Friday, September 08, 2006

The Carnival of the Animals

Germaine Greer is convinced that Steve Irwin had it coming. In the Guardian the famous Australian expatriate wrote of the more famous Crocodile Hunter:

What Irwin never seemed to understand was that animals need space. The one lesson any conservationist must labour to drive home is that habitat loss is the principal cause of species loss. There was no habitat, no matter how fragile or finely balanced, that Irwin hesitated to barge into, trumpeting his wonder and amazement to the skies. There was not an animal he was not prepared to manhandle. ...

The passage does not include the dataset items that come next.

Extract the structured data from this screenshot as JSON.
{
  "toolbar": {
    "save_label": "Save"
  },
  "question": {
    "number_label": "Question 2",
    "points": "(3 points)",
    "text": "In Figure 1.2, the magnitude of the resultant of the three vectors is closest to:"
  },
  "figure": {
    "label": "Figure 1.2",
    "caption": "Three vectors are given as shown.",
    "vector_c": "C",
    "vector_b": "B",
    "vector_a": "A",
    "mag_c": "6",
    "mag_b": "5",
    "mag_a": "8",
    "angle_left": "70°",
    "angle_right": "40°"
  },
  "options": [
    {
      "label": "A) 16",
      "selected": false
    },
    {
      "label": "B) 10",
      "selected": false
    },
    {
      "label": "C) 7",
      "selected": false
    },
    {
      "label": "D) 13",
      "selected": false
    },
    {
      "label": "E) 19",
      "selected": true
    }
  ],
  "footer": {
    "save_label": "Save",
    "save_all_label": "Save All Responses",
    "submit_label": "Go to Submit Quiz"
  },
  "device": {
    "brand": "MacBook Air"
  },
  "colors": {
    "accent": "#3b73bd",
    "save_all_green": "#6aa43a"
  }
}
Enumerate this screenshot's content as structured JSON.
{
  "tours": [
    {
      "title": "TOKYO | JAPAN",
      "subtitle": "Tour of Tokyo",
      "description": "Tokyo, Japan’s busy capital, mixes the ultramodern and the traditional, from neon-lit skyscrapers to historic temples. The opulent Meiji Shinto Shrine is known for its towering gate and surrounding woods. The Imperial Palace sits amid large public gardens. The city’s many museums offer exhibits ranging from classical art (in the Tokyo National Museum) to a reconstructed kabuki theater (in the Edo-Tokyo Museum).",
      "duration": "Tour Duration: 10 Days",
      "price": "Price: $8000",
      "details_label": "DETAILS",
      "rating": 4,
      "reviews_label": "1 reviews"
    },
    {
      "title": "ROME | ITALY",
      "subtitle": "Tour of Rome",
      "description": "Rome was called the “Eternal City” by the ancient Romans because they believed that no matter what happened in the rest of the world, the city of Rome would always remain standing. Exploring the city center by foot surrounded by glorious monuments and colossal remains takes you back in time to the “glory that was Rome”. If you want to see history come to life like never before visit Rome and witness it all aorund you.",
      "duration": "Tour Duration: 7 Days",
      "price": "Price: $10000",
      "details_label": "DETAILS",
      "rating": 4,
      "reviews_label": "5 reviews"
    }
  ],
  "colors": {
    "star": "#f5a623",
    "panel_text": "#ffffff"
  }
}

In 2004, Irwin was accused of illegally encroaching on the space of penguins, seals and humpback whales in Antarctica, where he was filming a documentary called Ice Breaker. An investigation by the Australian Environmental Department resulted in no action being taken, which is not surprising seeing that John Howard, the prime minister, made sure that Irwin was one of the guests invited to a "gala barbecue" for George Bush a few months before. Howard is now Irwin's chief mourner, which is only fair, seeing that Irwin announced that Howard is the greatest leader the world has ever seen.

The animal world has finally taken its revenge on Irwin, but probably not before a whole generation of kids in shorts seven sizes too small has learned to shout in the ears of animals with hearing 10 times more acute than theirs, determined to become millionaire animal-loving zoo-owners in their turn.

Comment

Fifteen years ago a farmer facing eviction from his swidden farm on the slopes of Mount Apo National Park asked me about the relative value of eagles and children. His banishment from the Park was necessary to preserve the habitat of the Philippine Eagle, largest in the world and threatened with extinction. Yet so was the farmer. "I have five children and a shovel," he said, "if you take my farm how will I feed them? I would rather that all the eagles in the world should die if my children could live."

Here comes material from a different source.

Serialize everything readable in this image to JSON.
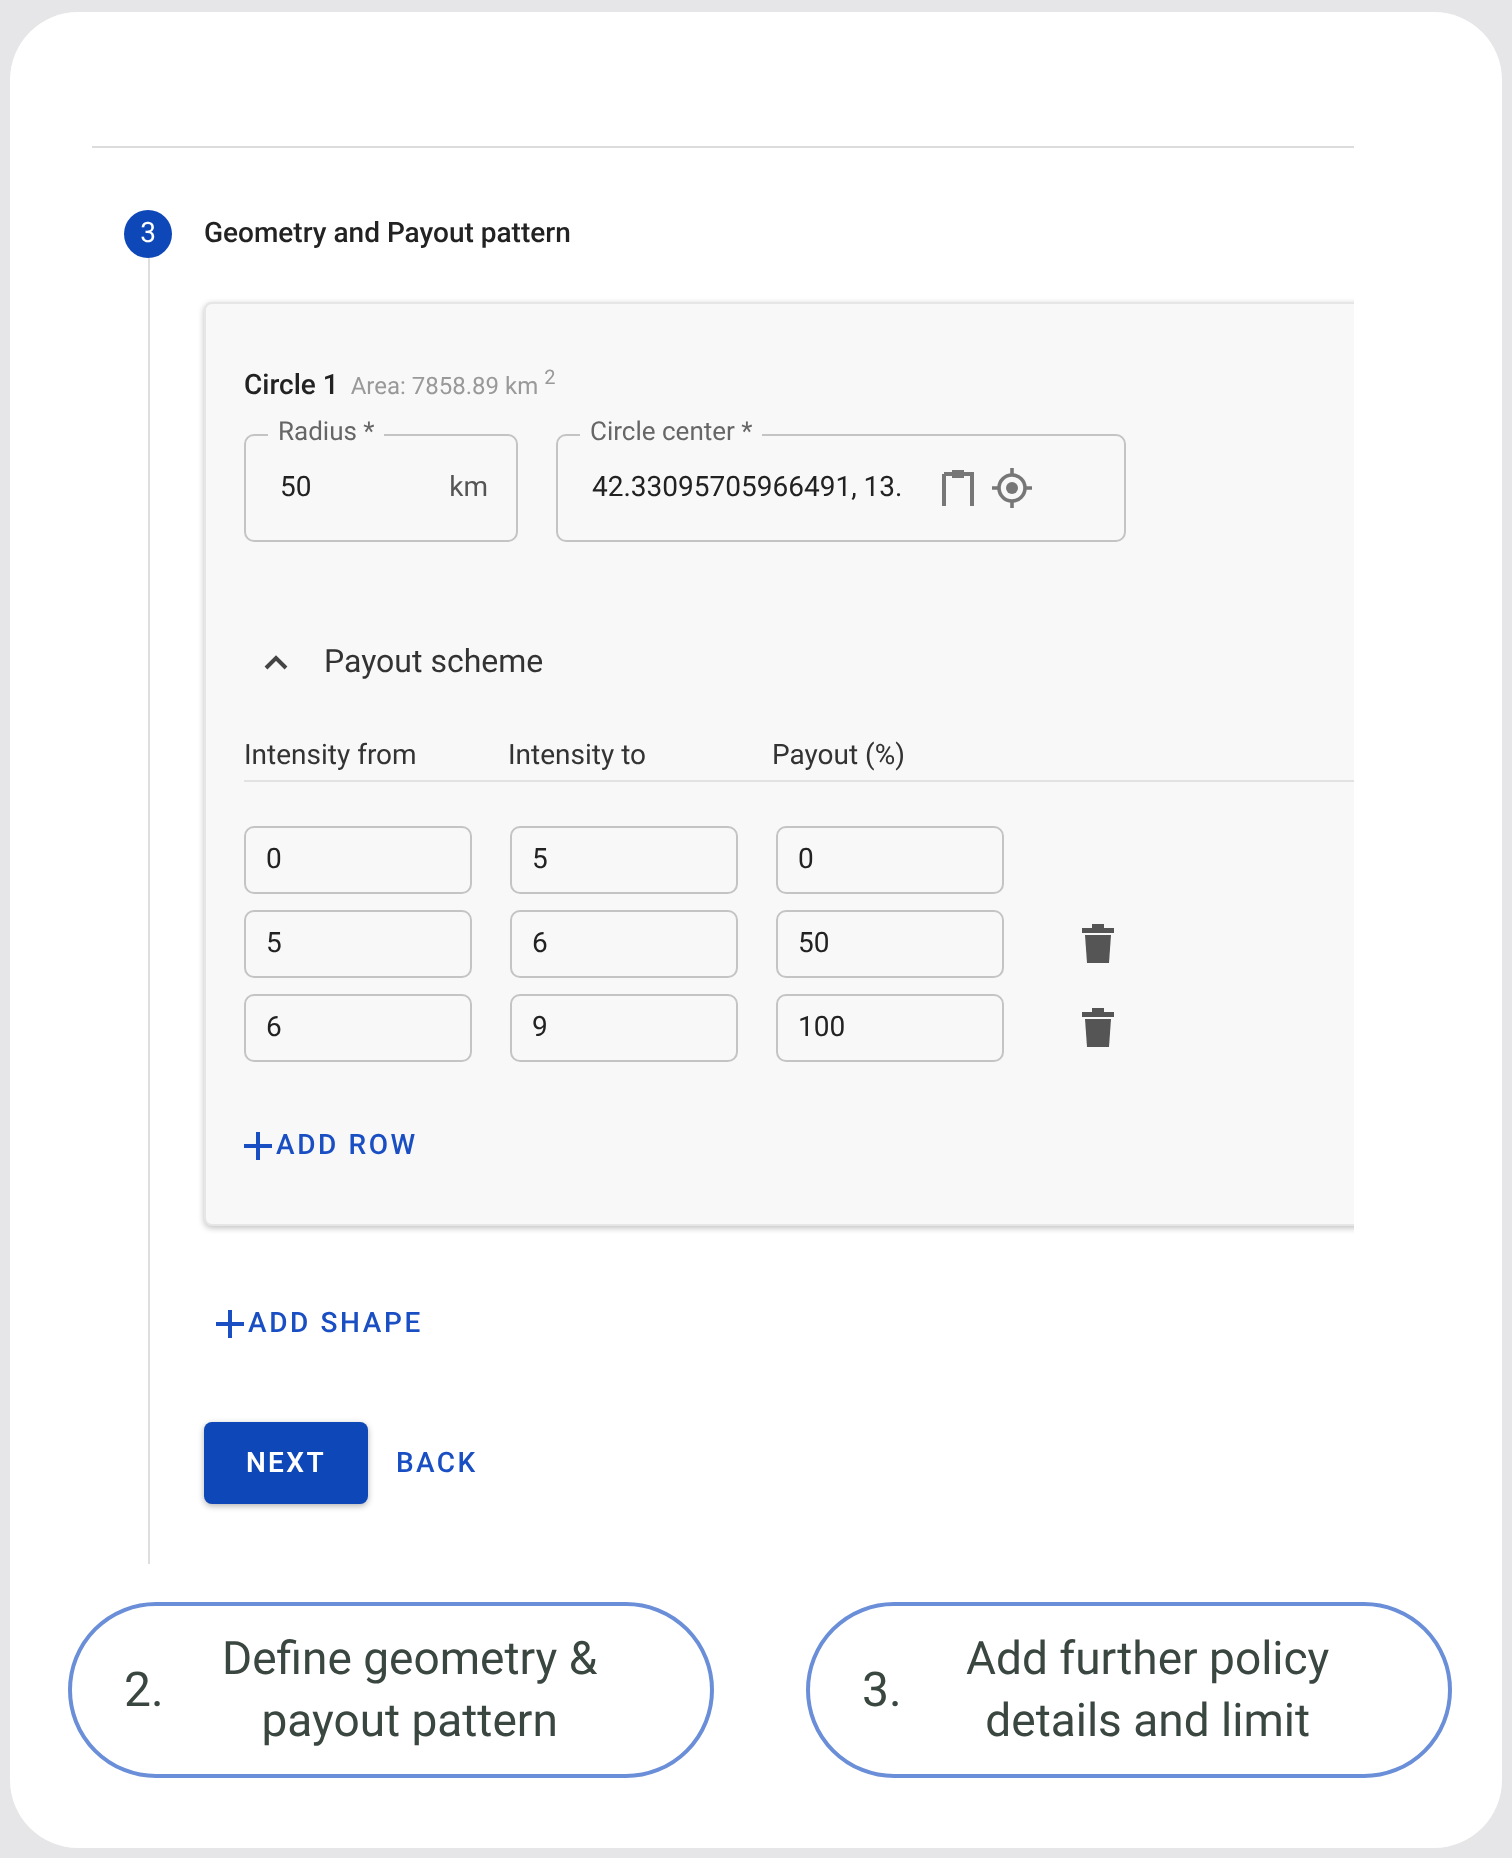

And the answers to his plea would be several. One would be that Philippine Eagles were rare and dirt farmers were not; that the world needed soaring eagles much more than his wretched family. Another would be that the World Wildlife Fund would continue to provide a handsome grant to the Department of Forestry to uphold the principle, which as Germaine Greer put it, "that animals need space" and that therefore he was out; but I was afraid he would seriously ask how someone like him could apply to be animal.

Greer never quite makes up her mind whether Irwin, already bestial for his admiration of John Howard, could like any other brute on earth exercise his natural right to take what he could and eat what he might. Perhaps he retained just enough despicable humanity to feel greed and whatever corrupted instincts are necessary to associate with George W. Bush. Nor does she make up her mind about the animals themselves, at one moment admiring them for majestically beating the waves and the next ascribing to them feelings of revenge toward Irwin. But wait: animals don't crave revenge: though perhaps intellectuals do.